# Triple stacked 125 stand



## ldregz (Jun 25, 2013)

I am interested to see if anyone has built anything like this in the past? I'm sure I would have to use 4x4 for the main supports and possibly 2x6 in some places. Thanks!


----------



## VernonBean (Feb 18, 2013)

I would definitely like to see that.


----------



## CrypticLifeStyle (Dec 14, 2009)

Might just be cheaper to buy a commercial/industrial storage rack?


----------



## k7gixxerguy (Jan 12, 2012)

I hope that this would be sitting on concrete or something very heavily reinforced.

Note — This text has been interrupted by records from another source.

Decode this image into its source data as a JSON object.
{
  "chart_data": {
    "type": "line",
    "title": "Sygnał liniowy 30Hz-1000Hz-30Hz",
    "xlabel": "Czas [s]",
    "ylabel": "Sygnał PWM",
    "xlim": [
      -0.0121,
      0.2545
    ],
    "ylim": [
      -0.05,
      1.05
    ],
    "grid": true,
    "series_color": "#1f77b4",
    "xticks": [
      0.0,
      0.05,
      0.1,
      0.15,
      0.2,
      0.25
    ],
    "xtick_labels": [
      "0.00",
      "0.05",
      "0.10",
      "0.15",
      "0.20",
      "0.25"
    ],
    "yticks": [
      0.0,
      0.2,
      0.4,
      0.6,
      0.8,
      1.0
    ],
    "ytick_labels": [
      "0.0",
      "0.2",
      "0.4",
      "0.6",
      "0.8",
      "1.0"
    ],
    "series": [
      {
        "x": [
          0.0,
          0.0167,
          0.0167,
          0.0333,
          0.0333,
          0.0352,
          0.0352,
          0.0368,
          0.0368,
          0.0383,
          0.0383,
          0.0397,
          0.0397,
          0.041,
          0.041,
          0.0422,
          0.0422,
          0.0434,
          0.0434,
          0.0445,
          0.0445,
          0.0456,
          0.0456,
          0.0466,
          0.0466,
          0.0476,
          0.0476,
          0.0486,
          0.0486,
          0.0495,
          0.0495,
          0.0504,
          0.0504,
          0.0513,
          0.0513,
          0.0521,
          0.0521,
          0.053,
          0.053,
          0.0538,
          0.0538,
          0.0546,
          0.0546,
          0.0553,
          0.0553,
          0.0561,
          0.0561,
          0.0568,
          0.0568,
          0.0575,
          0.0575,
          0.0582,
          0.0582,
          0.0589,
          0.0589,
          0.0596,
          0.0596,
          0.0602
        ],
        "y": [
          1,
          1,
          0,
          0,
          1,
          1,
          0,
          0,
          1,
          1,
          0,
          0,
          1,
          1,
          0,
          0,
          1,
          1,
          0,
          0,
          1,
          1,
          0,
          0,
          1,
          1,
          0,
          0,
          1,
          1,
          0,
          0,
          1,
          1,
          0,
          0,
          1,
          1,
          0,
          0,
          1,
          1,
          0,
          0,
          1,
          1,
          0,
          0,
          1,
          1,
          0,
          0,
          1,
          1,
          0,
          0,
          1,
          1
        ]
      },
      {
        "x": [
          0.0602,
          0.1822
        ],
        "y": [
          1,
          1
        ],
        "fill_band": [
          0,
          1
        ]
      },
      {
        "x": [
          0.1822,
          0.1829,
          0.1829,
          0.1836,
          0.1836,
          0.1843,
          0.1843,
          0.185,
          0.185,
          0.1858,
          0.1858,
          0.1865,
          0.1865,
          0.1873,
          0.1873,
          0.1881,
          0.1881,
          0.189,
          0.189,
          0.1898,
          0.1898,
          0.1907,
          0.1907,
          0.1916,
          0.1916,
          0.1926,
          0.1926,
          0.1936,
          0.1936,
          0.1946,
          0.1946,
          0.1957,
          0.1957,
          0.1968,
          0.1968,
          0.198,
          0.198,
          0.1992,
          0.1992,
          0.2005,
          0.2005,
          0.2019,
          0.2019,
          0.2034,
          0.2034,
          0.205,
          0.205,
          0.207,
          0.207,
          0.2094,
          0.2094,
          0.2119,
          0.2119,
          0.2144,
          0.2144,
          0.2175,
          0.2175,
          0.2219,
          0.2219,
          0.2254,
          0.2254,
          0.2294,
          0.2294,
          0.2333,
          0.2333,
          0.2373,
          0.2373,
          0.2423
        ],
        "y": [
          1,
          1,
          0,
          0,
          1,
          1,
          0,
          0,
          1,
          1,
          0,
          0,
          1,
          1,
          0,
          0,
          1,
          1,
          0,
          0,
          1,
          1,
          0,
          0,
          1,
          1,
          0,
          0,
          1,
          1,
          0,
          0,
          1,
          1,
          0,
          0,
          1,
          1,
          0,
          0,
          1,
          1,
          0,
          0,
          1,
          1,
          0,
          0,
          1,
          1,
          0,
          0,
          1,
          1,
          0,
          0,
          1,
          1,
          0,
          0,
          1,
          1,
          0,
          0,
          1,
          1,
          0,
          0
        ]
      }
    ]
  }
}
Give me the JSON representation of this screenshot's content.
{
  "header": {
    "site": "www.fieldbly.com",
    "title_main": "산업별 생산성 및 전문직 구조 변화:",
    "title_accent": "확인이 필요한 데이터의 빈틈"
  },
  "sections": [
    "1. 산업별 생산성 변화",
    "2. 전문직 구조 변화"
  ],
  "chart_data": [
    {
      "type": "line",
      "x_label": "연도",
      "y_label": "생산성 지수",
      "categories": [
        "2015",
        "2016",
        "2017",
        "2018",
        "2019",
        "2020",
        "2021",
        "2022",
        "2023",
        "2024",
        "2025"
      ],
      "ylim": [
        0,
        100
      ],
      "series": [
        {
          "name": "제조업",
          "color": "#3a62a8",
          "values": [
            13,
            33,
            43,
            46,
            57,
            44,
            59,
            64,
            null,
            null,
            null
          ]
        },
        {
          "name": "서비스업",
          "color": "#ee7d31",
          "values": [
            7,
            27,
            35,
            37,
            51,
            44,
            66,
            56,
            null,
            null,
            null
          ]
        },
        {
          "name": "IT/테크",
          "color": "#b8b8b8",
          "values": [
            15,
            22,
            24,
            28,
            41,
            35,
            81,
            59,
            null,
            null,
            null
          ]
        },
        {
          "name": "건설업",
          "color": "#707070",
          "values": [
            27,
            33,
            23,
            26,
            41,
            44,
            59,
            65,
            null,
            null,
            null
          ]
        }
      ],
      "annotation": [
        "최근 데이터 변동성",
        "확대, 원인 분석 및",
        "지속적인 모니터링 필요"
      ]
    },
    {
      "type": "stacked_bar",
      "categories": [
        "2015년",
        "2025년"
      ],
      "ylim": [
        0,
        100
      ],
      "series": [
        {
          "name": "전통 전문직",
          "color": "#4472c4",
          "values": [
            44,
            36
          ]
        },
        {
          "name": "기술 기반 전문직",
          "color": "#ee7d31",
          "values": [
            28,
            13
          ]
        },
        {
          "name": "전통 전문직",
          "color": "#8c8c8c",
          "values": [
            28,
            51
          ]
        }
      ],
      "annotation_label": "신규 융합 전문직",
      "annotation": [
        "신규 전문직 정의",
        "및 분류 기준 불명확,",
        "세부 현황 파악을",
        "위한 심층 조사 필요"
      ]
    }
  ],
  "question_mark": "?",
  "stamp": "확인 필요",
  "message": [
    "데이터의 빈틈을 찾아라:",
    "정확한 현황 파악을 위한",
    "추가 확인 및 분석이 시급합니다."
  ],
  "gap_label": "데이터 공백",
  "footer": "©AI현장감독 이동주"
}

Thats a lot of weight not in a lot of area.


----------



## Wolfie212 (May 11, 2012)

i just built a 2x6 stand that would hold 3 125's and it does not have vertical support in middle to block view. i notched the 2x6's and screwed in the horizontal boards then i put cross braces at 24" only problem is height. if your like me and put in basement you just dont have the height available using 2x6's so i staggered my bottom tank out so I could just open front part of lid. then i left only five inches between 2nd tank and top shelf which still did not give me enough room for a third 125 so I just put all 7 10 gallons across the top. plenty sturdy i also anchored it to the wall so it don't move.


----------



## Jaffy (Jul 10, 2010)

I had a stand built by lfs, it's welded 1 inch square tubing, it has spots for 3 125s with the lower ones sticking out about 8 inches from the tank above it.


----------